# Goats and ducks living together?



## shanzone2001 (Nov 8, 2009)

I just bought my daughter two duckings. They will be in their cage for at least 2 months, but I would like to eventually clip their wings and let them roam the large goat corral during the day. I heard goats cannot eat poultry feed because it is too rich for them. Any suggestions on how to make this work?
Thanks!


----------



## liz (Oct 5, 2007)

If your fencing will allow the ducks to slip their heads through and the goats can't you can put the ducks feed dish onb the outside of the fence. Also, it's very important to keep the goats water buckets up and out of the ducks reach....give them their own oversized pan otherwise those ducks will make a mess of your goats buckets.


----------



## Epona142 (May 26, 2008)

I used to keep a muscovy in with the goats. He kept bugs down and generally was a good fellow. He would occasional try to mate with the goats and he had his own water pail that he fouled horribly every day. 
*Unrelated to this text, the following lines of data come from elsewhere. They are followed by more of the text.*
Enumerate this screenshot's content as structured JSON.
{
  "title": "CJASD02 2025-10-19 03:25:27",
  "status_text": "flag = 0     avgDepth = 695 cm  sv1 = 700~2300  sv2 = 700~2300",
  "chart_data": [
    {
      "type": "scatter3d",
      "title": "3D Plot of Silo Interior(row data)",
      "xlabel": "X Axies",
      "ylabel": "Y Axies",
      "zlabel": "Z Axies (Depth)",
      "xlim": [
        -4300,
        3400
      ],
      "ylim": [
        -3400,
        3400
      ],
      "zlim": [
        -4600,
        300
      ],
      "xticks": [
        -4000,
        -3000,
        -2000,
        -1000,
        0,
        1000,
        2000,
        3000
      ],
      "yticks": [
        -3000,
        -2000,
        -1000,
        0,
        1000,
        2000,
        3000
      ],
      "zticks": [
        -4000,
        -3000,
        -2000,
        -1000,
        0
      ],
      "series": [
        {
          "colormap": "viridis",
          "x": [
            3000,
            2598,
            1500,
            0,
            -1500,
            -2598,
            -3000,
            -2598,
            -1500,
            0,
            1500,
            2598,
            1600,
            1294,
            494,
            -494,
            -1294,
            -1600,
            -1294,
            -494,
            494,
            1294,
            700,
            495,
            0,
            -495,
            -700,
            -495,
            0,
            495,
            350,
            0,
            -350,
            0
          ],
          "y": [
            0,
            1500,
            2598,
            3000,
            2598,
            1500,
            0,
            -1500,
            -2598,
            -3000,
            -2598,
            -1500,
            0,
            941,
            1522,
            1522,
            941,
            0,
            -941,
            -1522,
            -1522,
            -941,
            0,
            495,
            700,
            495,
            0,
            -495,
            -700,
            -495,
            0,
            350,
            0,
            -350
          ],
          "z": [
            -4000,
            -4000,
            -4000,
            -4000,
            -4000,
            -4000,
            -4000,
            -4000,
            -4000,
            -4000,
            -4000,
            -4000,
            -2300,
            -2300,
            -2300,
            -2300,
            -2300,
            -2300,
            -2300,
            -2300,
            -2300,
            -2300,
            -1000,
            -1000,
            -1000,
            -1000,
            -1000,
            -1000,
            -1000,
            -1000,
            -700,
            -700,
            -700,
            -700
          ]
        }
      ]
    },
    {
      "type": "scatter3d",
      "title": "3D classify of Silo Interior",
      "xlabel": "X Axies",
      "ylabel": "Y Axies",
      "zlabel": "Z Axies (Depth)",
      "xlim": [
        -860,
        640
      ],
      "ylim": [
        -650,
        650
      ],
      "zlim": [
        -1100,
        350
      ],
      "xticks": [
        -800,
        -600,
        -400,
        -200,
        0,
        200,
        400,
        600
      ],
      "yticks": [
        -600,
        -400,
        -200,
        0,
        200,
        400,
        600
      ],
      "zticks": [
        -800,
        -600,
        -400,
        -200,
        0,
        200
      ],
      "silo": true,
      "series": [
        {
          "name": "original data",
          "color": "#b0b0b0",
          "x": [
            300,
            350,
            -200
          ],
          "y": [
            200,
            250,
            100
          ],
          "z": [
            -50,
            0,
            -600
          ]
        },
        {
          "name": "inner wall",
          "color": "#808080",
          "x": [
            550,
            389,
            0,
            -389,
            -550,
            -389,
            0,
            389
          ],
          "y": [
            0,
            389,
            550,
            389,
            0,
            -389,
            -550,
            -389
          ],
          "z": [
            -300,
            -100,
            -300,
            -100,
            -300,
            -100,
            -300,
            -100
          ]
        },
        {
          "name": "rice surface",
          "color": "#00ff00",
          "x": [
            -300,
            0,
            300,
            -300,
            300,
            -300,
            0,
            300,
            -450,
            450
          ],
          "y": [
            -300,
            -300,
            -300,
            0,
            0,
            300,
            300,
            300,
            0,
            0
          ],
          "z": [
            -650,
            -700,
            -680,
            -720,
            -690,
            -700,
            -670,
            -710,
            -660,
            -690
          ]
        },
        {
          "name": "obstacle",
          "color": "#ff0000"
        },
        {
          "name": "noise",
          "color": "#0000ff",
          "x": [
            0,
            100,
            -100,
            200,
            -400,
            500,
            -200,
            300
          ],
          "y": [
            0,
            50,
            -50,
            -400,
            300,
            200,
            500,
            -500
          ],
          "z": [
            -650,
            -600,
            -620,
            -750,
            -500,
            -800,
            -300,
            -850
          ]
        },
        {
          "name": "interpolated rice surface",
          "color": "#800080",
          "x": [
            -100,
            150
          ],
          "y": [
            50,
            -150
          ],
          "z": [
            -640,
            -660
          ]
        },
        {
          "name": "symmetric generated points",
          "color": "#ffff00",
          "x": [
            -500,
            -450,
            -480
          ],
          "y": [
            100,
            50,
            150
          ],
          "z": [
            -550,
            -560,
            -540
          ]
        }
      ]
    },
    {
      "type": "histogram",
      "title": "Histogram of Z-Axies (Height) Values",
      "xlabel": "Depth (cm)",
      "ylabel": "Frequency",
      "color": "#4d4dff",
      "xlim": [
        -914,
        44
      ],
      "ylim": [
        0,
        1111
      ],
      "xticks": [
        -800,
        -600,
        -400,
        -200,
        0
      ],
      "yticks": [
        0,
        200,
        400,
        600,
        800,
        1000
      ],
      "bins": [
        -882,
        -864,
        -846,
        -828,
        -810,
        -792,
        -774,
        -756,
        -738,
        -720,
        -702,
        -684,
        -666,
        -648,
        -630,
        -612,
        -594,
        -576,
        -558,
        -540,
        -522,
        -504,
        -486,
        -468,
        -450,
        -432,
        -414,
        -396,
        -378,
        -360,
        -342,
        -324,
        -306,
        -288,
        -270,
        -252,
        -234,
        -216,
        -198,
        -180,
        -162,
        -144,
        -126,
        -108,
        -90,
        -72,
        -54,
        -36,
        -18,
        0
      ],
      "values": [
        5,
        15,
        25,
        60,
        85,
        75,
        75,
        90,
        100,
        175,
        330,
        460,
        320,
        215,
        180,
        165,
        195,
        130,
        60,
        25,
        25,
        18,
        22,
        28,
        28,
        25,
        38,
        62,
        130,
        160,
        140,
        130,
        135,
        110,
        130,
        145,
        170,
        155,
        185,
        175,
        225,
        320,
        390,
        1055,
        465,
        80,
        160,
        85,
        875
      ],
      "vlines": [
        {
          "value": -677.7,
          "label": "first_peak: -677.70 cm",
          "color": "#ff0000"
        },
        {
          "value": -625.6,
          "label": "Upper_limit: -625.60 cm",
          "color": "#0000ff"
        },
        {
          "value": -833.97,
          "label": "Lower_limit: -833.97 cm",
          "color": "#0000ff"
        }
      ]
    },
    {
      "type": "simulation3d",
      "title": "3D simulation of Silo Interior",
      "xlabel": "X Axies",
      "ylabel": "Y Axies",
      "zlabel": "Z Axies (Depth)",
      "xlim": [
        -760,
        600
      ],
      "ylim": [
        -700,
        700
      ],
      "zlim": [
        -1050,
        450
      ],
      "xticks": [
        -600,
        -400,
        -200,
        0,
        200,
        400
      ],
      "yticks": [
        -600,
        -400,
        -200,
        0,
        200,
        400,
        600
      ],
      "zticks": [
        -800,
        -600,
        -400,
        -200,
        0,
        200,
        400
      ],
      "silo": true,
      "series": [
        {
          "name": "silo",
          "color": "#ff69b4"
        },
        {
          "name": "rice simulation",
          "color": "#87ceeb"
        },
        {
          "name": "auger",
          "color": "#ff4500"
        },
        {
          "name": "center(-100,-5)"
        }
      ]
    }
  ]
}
You have to ensure there's water the ducks can't get into because ducks are NASTY. I'm hoping to get a few more muscovies when we extend the pastures to help with bugs. Or perhaps guineas.


----------



## Dairy Goat Lover (Sep 28, 2009)

I have kept ducks in with mine- no probs. But be very careful of your goats getting Toxoplasmiosis (sp?) its hard on them; or so I have been told by other breeders. 

Good Luck :thumb:


----------



## FunnyRiverFarm (Sep 13, 2008)

Ducks poop on everything...if that does not bother you and you have a way to keep them out of the goat drinking water they'll be fine.


----------



## KW Farms (Jun 21, 2008)

Definately wouldn't keep ducks with goats. The will constantly go into the trough and make the water discusting which can cause your goats to get sick. I guess if you can find some way to keep them out then it would be ok, but they still would poop all over on hay and eat their grain, etc. so ???


----------



## myfainters (Oct 30, 2009)

I would get the automatic waterers... the lick ones.. for the goats. Then I would fence in a little pond where the goats couldn't get in but the ducks could... that way you won't have to deal with nasty duck ick in your goaty water.


----------



## DebMc (Dec 11, 2009)

My goats share their yard with turkeys. The turkeys bathe in a large yet shallow water tub. The goats steer clear of that tub as they don't like dirty water and they have 4 buckets of clean drinking water that the turkeys can't fit their plumpness into. As far as feed goes, the turks free range it during the day and get dry feed (and canned tuna) only when locked in their coop for the night, where the goats can't reach it. Works out fine. Good arrangement as the turks also clean up spilled hay pellets and grain along with lots and lots of bugs. Most species of ducks are good buggers, too. 


Deb Mc


----------



## jdgray716 (Aug 8, 2008)

If you keep the water clean you will be fine. As for feeding time you could make a small duck shoot to a small holding area where they could eat. If you fince in a pond, just make the shoot to the pond area and feed them there.


----------



## magilacudy (Mar 18, 2009)

I personally would not. I've been raising ducks and geese for 7 years. They are extremely messy.The worst thing I ever did way try and keep the goats with some of my smaller ducks while I was working on a new pen. The pen needs to be cleaned twice as often, even the outside pen which has pea gravel gets yuck and needs to be hosed down more often.
The goats can NOT eat waterfowl or poultry feed. Another problem was the goats stepping on the ducks when it was feeding time and I ended up with a few injured wings.
And as previously said water is a big issue. The bowl will be clean one minute and filthy the next. I even had ducks jumping into the goats water buckets which are up high and taking a bath. If possible I would really not keep them together at all, it just means alot more work. I am very much looking forward to the new duck house we are putting in this spring so the birds are no longer in my barn.


----------



## bheila (Jan 10, 2009)

I personally wouldn't do it, again. If you all were able to keep the water buckets clean, let me know your secret ;0)


----------



## new2goats2013 (Nov 20, 2013)

I was thinking of putting my runner ducks/turkeys/goats in one big outdoor pen area. They would each have their own nighttime housing arrangements, but they would all open up to the same outdoor fenced in area. Would this work out? Each could have their own feed/water in their own nighttime housing area. The only thing I'd question is where to put the little kitty pool for the ducks and would the turkeys be wanting to take a swim/play in the water as well? Sorry,I don't mean to take over the thread this was just right in line with waht I was thinking and was wondering people's opinions.

thanks a bunch!


----------